I spent years teaching AI because I felt I had to give back somehow. Covering most of the subjects since the 1950s, perceptrons to 1986’s backpropagation, through CNNs, LSTMs, GANs, I wanted to share the excitement of this incredible journey.

The Pattern I’ve Learned to Recognize

Here’s something fascinating I’ve observed: AI moved in these long cycles. The first AI era took 30 years, then backpropagation gave us hope in the 80s, but we had to wait nearly 30 more years until 2010 for the deep learning breakthrough. We got a solid decade (2010–2020) to experiment, test, and validate our ideas.

The Explosion: Why I Had to Jump Back In (2023-Present)

Then 2020 happened. LLMs went public (the API), and suddenly we’re in this crazy AI gold rush. Multimodal models like GPT-4o, Sora, Claude 3 Opus, Gemini 1.5, they’re arriving faster than I can keep up with. Universities can’t compete with Big Tech labs anymore, and that’s when I realized it was time to jump back into the business world.

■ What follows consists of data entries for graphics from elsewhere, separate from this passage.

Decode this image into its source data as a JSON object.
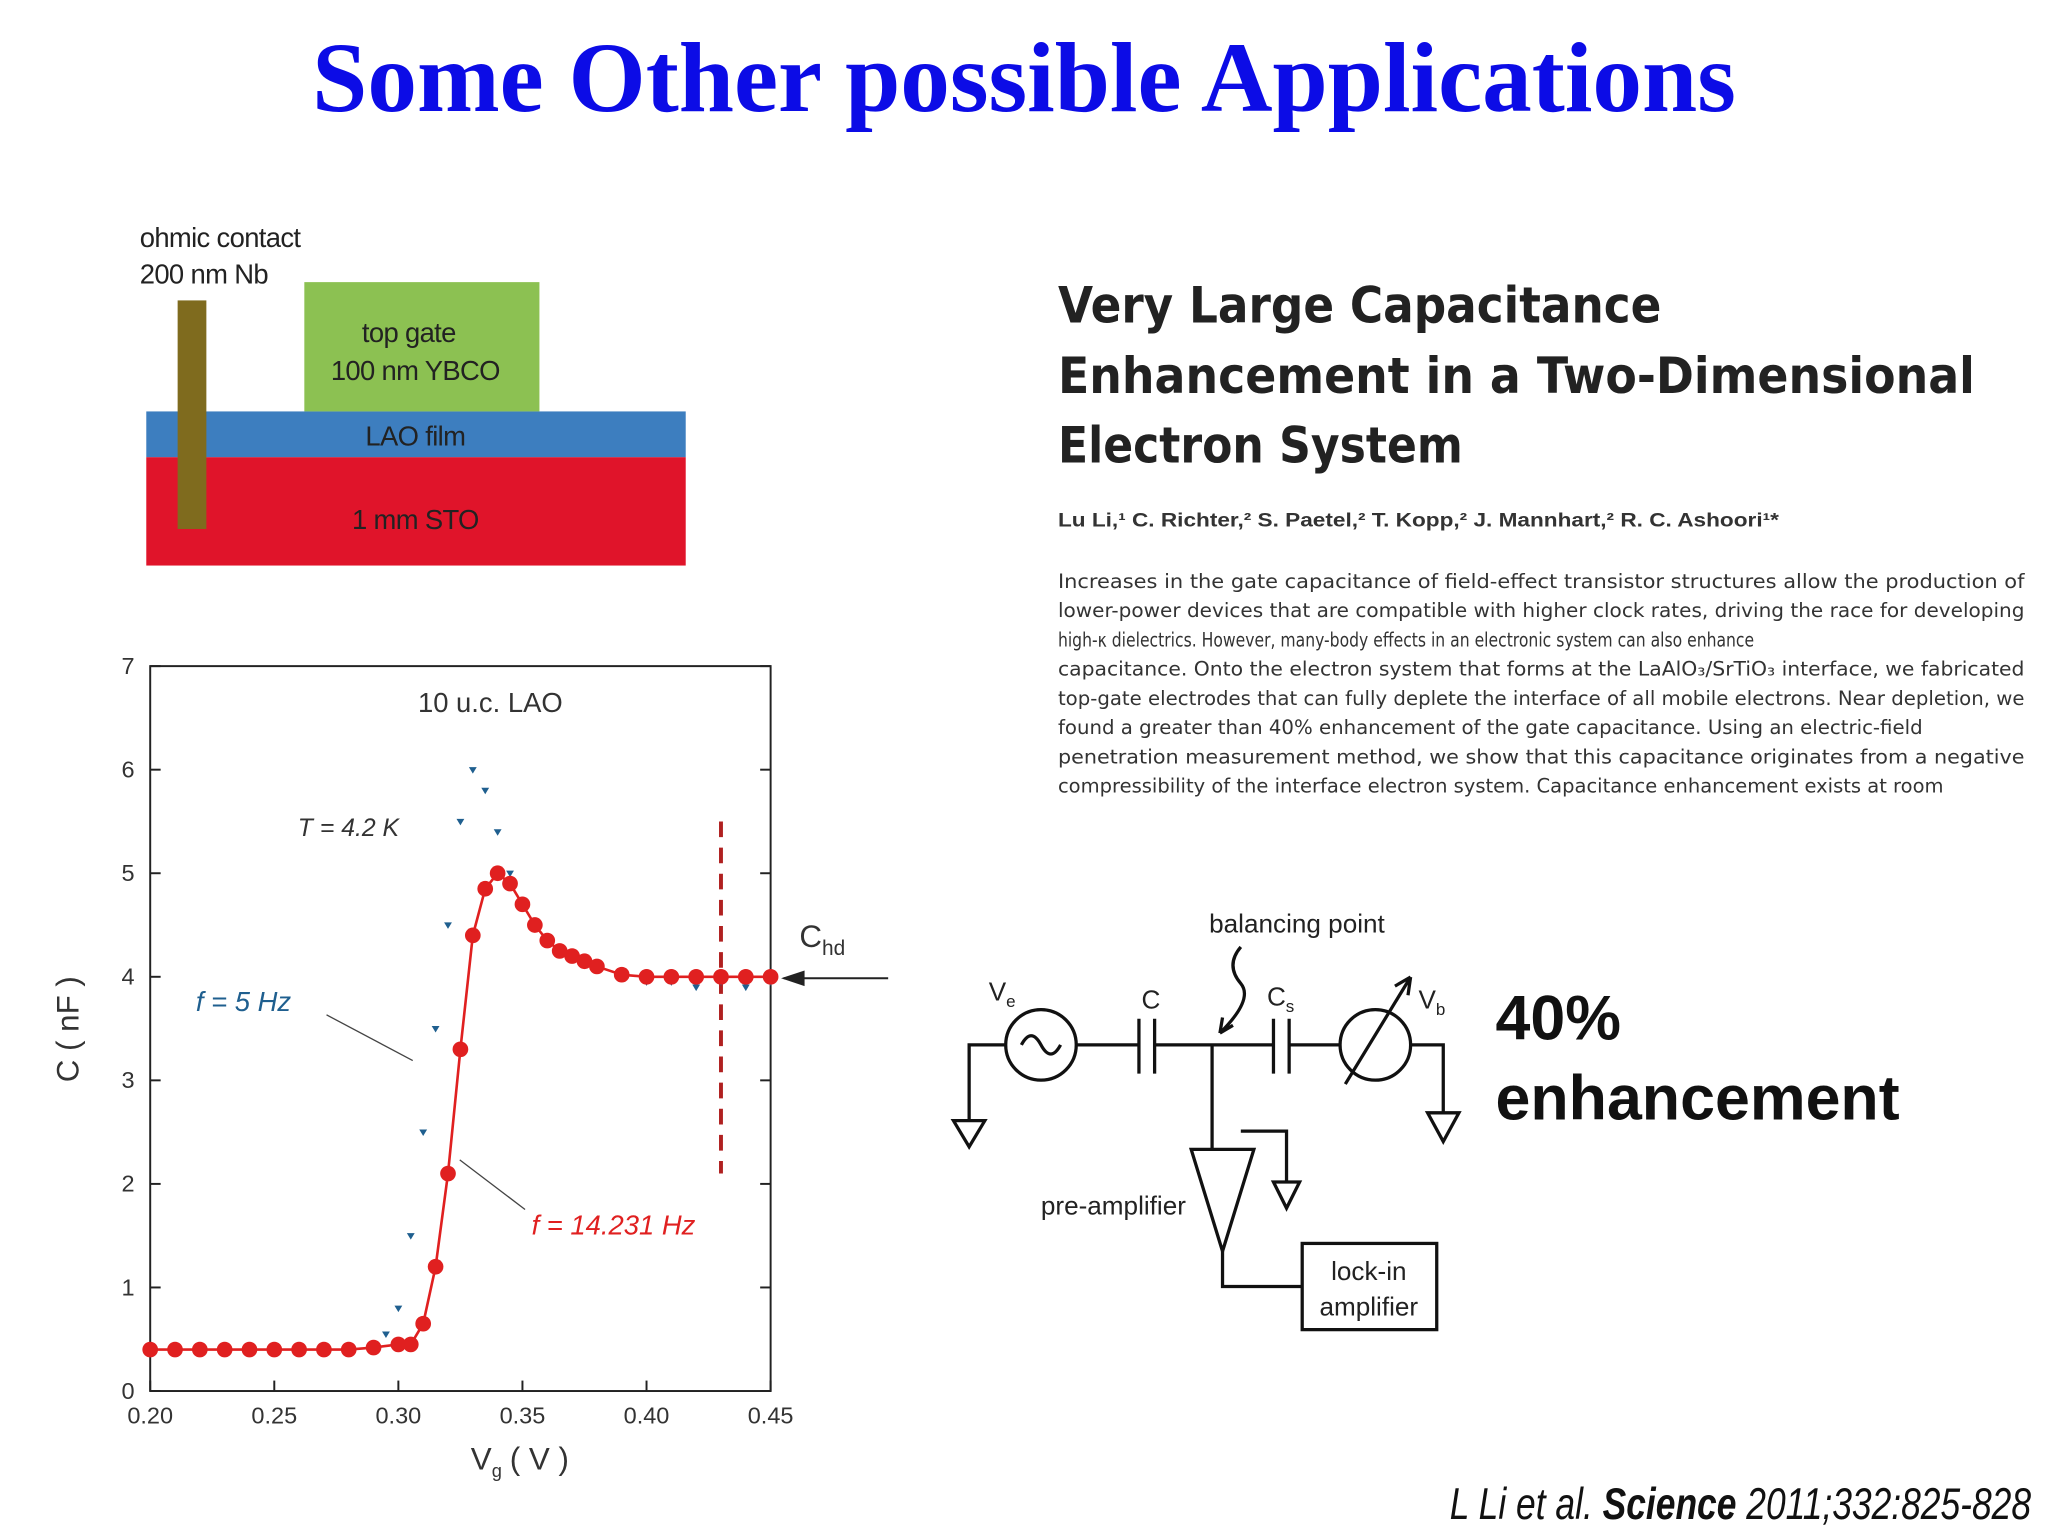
{
  "title": "Some Other possible Applications",
  "device": {
    "contact": [
      "ohmic contact",
      "200 nm Nb"
    ],
    "gate": [
      "top gate",
      "100 nm YBCO"
    ],
    "film": "LAO film",
    "substrate": "1 mm STO"
  },
  "paper": {
    "title": [
      "Very Large Capacitance",
      "Enhancement in a Two-Dimensional",
      "Electron System"
    ],
    "authors": "Lu Li,¹ C. Richter,² S. Paetel,² T. Kopp,² J. Mannhart,² R. C. Ashoori¹*",
    "abstract": [
      "Increases in the gate capacitance of field-effect transistor structures allow the production of",
      "lower-power devices that are compatible with higher clock rates, driving the race for developing",
      "high-κ dielectrics. However, many-body effects in an electronic system can also enhance",
      "capacitance. Onto the electron system that forms at the LaAlO₃/SrTiO₃ interface, we fabricated",
      "top-gate electrodes that can fully deplete the interface of all mobile electrons. Near depletion, we",
      "found a greater than 40% enhancement of the gate capacitance. Using an electric-field",
      "penetration measurement method, we show that this capacitance originates from a negative",
      "compressibility of the interface electron system. Capacitance enhancement exists at room"
    ]
  },
  "circuit": {
    "balancing": "balancing point",
    "source": "V",
    "source_sub": "e",
    "cap": "C",
    "cap_s": "C",
    "cap_s_sub": "s",
    "meter": "V",
    "meter_sub": "b",
    "preamp": "pre-amplifier",
    "lockin": [
      "lock-in",
      "amplifier"
    ]
  },
  "callout": [
    "40%",
    "enhancement"
  ],
  "citation": {
    "authors": "L Li et al.",
    "journal": "Science",
    "ref": "2011;332:825-828"
  },
  "chart_data": {
    "type": "scatter",
    "xlabel": "V",
    "xlabel_sub": "g",
    "xlabel_unit": "( V )",
    "ylabel": "C ( nF )",
    "annotations": {
      "sample": "10 u.c. LAO",
      "temperature": "T = 4.2 K",
      "c_label": "C",
      "c_sub": "hd"
    },
    "xlim": [
      0.2,
      0.45
    ],
    "ylim": [
      0,
      7
    ],
    "xticks": [
      {
        "value": 0.2,
        "label": "0.20"
      },
      0.25,
      {
        "value": 0.3,
        "label": "0.30"
      },
      0.35,
      {
        "value": 0.4,
        "label": "0.40"
      },
      0.45
    ],
    "yticks": [
      0,
      1,
      2,
      3,
      4,
      5,
      6,
      7
    ],
    "vline_x": 0.43,
    "grid": false,
    "series": [
      {
        "name": "f = 5 Hz",
        "color": "#1f5f8f",
        "marker": "triangle",
        "x": [
          0.2,
          0.21,
          0.22,
          0.23,
          0.24,
          0.25,
          0.26,
          0.27,
          0.28,
          0.29,
          0.295,
          0.3,
          0.305,
          0.31,
          0.315,
          0.32,
          0.325,
          0.33,
          0.335,
          0.34,
          0.345,
          0.35,
          0.355,
          0.36,
          0.37,
          0.38,
          0.39,
          0.4,
          0.41,
          0.42,
          0.43,
          0.44,
          0.45
        ],
        "values": [
          0.4,
          0.4,
          0.4,
          0.4,
          0.4,
          0.4,
          0.4,
          0.4,
          0.4,
          0.45,
          0.55,
          0.8,
          1.5,
          2.5,
          3.5,
          4.5,
          5.5,
          6.0,
          5.8,
          5.4,
          5.0,
          4.7,
          4.5,
          4.35,
          4.2,
          4.1,
          4.0,
          3.95,
          3.95,
          3.9,
          3.95,
          3.9,
          3.95
        ]
      },
      {
        "name": "f = 14.231 Hz",
        "color": "#e02020",
        "marker": "circle",
        "line": true,
        "x": [
          0.2,
          0.21,
          0.22,
          0.23,
          0.24,
          0.25,
          0.26,
          0.27,
          0.28,
          0.29,
          0.3,
          0.305,
          0.31,
          0.315,
          0.32,
          0.325,
          0.33,
          0.335,
          0.34,
          0.345,
          0.35,
          0.355,
          0.36,
          0.365,
          0.37,
          0.375,
          0.38,
          0.39,
          0.4,
          0.41,
          0.42,
          0.43,
          0.44,
          0.45
        ],
        "values": [
          0.4,
          0.4,
          0.4,
          0.4,
          0.4,
          0.4,
          0.4,
          0.4,
          0.4,
          0.42,
          0.45,
          0.45,
          0.65,
          1.2,
          2.1,
          3.3,
          4.4,
          4.85,
          5.0,
          4.9,
          4.7,
          4.5,
          4.35,
          4.25,
          4.2,
          4.15,
          4.1,
          4.02,
          4.0,
          4.0,
          4.0,
          4.0,
          4.0,
          4.0
        ]
      }
    ]
  }
}
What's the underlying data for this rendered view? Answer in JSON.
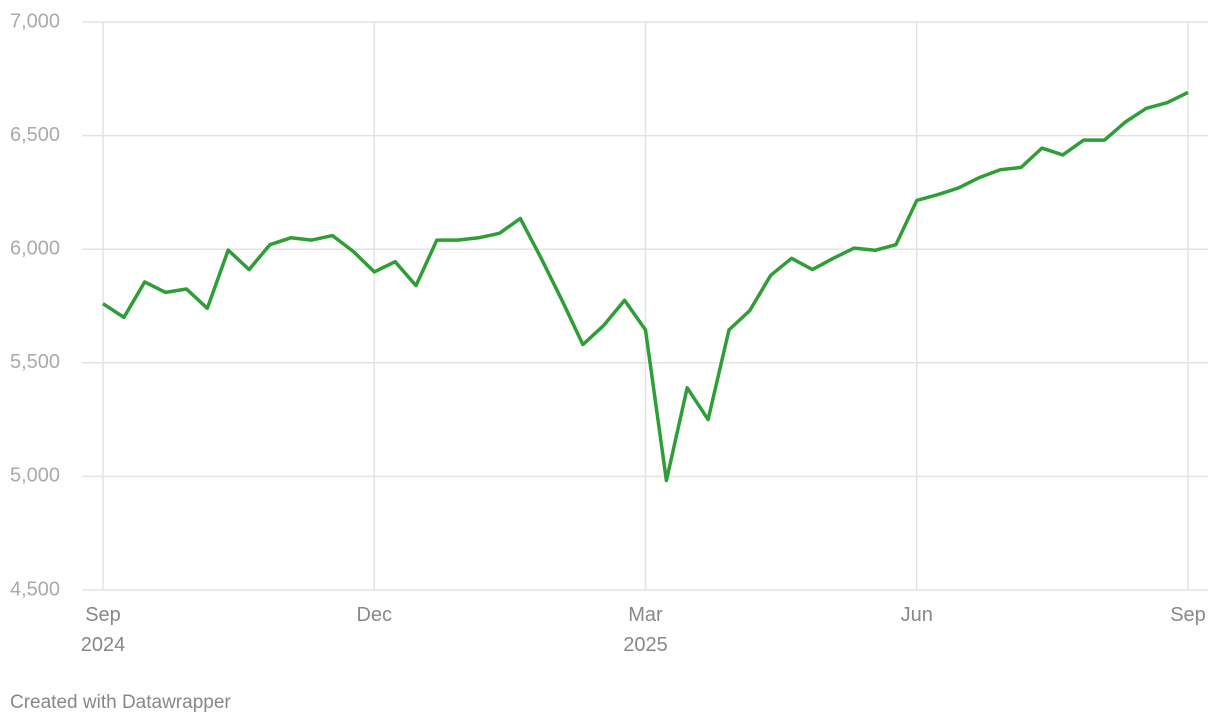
{
  "chart_data": {
    "type": "line",
    "categories": [
      "Sep\n2024",
      null,
      null,
      null,
      null,
      null,
      null,
      null,
      null,
      null,
      null,
      null,
      null,
      "Dec",
      null,
      null,
      null,
      null,
      null,
      null,
      null,
      null,
      null,
      null,
      null,
      null,
      "Mar\n2025",
      null,
      null,
      null,
      null,
      null,
      null,
      null,
      null,
      null,
      null,
      null,
      null,
      "Jun",
      null,
      null,
      null,
      null,
      null,
      null,
      null,
      null,
      null,
      null,
      null,
      null,
      "Sep"
    ],
    "values": [
      5760,
      5700,
      5856,
      5810,
      5825,
      5740,
      5996,
      5910,
      6020,
      6050,
      6040,
      6060,
      5990,
      5900,
      5945,
      5840,
      6040,
      6040,
      6050,
      6070,
      6135,
      5960,
      5775,
      5580,
      5665,
      5775,
      5645,
      4982,
      5390,
      5250,
      5645,
      5730,
      5885,
      5960,
      5910,
      5960,
      6005,
      5995,
      6020,
      6215,
      6240,
      6270,
      6315,
      6350,
      6360,
      6445,
      6415,
      6480,
      6480,
      6560,
      6620,
      6645,
      6690
    ],
    "color": "#2e9e36",
    "ylim": [
      4500,
      7000
    ],
    "yticks": [
      {
        "value": 4500,
        "label": "4,500"
      },
      {
        "value": 5000,
        "label": "5,000"
      },
      {
        "value": 5500,
        "label": "5,500"
      },
      {
        "value": 6000,
        "label": "6,000"
      },
      {
        "value": 6500,
        "label": "6,500"
      },
      {
        "value": 7000,
        "label": "7,000"
      }
    ],
    "grid": true,
    "footer": "Created with Datawrapper"
  }
}
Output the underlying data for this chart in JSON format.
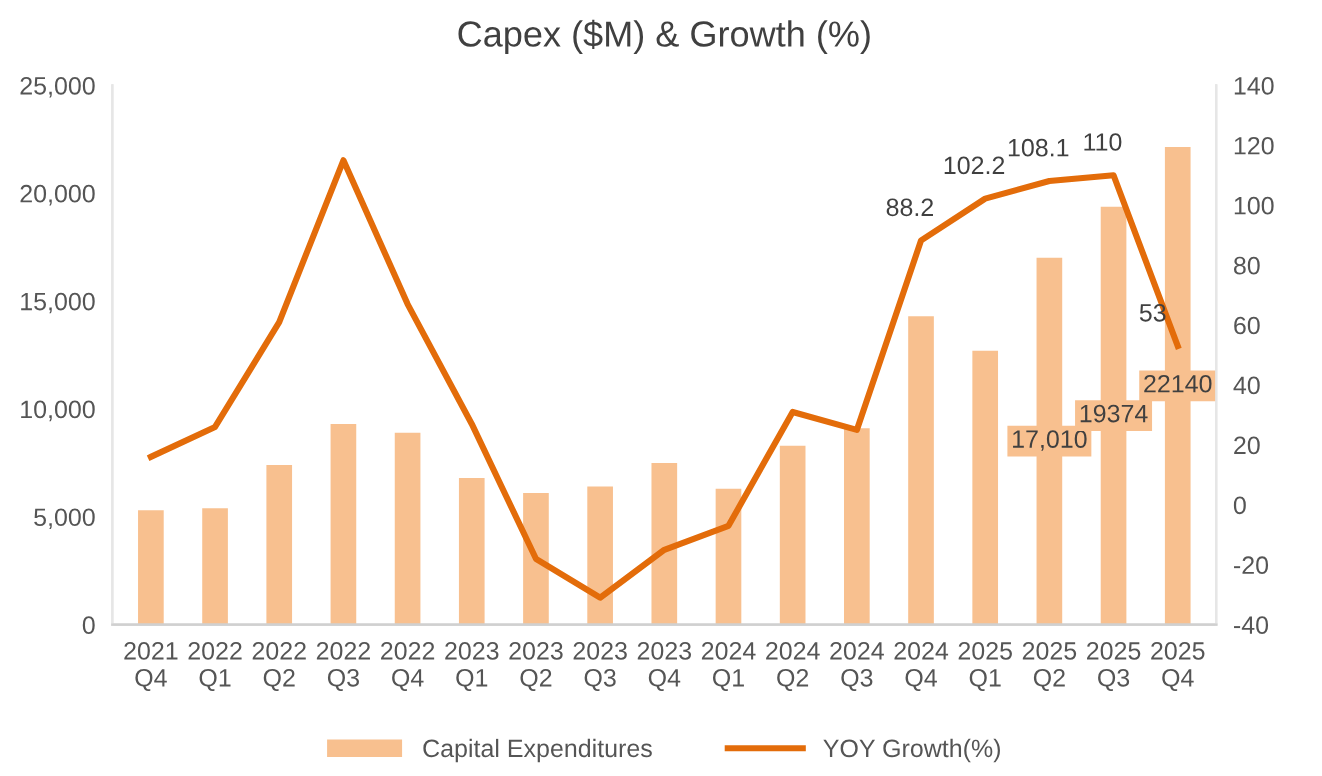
{
  "chart_data": {
    "type": "bar",
    "title": "Capex ($M) & Growth (%)",
    "categories": [
      "2021\nQ4",
      "2022\nQ1",
      "2022\nQ2",
      "2022\nQ3",
      "2022\nQ4",
      "2023\nQ1",
      "2023\nQ2",
      "2023\nQ3",
      "2023\nQ4",
      "2024\nQ1",
      "2024\nQ2",
      "2024\nQ3",
      "2024\nQ4",
      "2025\nQ1",
      "2025\nQ2",
      "2025\nQ3",
      "2025\nQ4"
    ],
    "series": [
      {
        "name": "Capital Expenditures",
        "color": "#f8c08f",
        "values": [
          5300,
          5400,
          7400,
          9300,
          8900,
          6800,
          6100,
          6400,
          7500,
          6300,
          8300,
          9100,
          14300,
          12700,
          17010,
          19374,
          22140
        ],
        "value_labels": [
          null,
          null,
          null,
          null,
          null,
          null,
          null,
          null,
          null,
          null,
          null,
          null,
          null,
          null,
          "17,010",
          "19374",
          "22140"
        ]
      },
      {
        "name": "YOY Growth(%)",
        "type": "line",
        "axis": "y2",
        "color": "#e36c0a",
        "values": [
          16,
          26,
          61,
          115,
          67,
          27,
          -18,
          -31,
          -15,
          -7,
          31,
          25,
          88.2,
          102.2,
          108.1,
          110,
          53
        ],
        "value_labels": [
          null,
          null,
          null,
          null,
          null,
          null,
          null,
          null,
          null,
          null,
          null,
          null,
          "88.2",
          "102.2",
          "108.1",
          "110",
          "53"
        ]
      }
    ],
    "ylim": [
      0,
      25000
    ],
    "yticks": [
      {
        "value": 0,
        "label": "0"
      },
      {
        "value": 5000,
        "label": "5,000"
      },
      {
        "value": 10000,
        "label": "10,000"
      },
      {
        "value": 15000,
        "label": "15,000"
      },
      {
        "value": 20000,
        "label": "20,000"
      },
      {
        "value": 25000,
        "label": "25,000"
      }
    ],
    "y2lim": [
      -40,
      140
    ],
    "y2ticks": [
      -40,
      -20,
      0,
      20,
      40,
      60,
      80,
      100,
      120,
      140
    ],
    "grid": false,
    "legend": "bottom",
    "marker": "none",
    "line_style": "solid"
  }
}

Right now, we’re seeing this exponential explosion of AI tools (mostly wrappers around the big models, but still). And honestly? I think we’re maybe a year away from #AGI and #ASI changing everything we know about work, creativity, and human potential.

What This Journey Has Taught Me

After three decades in this space, I’ve learned that the most exciting AI projects happen when you combine deep technical understanding with genuine empathy for real-world problems. I’ve seen AI from the research lab to the boardroom, from those 2 AM voice recognition experiments to helping companies transform their entire business models.

But here’s what keeps me up at night (and not just because I’m testing voice recognition systems): we’re approaching a crossroads that feels straight out of science fiction. Remember HAL 9000? That calm, rational AI that knew exactly what needed to be done? We’re getting closer to that level of AI capability, but the big question isn’t whether we can build it, it’s whether we can control what comes next.

Will we find ourselves in a world where AI systems make decisions we can’t understand or override? Or will we figure out how to harness this incredible power while keeping humans firmly in the driver’s seat? Having watched AI evolve from those clunky 1kg voice recognition boxes to today’s sophisticated language models, I’m both thrilled and sobered by how fast we’re moving.

The best part? We still have time to shape this future. Every conversation I have with business leaders, every project I work on, feels like I’m drawing from this incredible three-decade foundation while helping write the next chapter of human-AI collaboration.

That’s what keeps me passionate about this field, we’re not just building technology, we’re defining the future relationship between humans and artificial intelligence.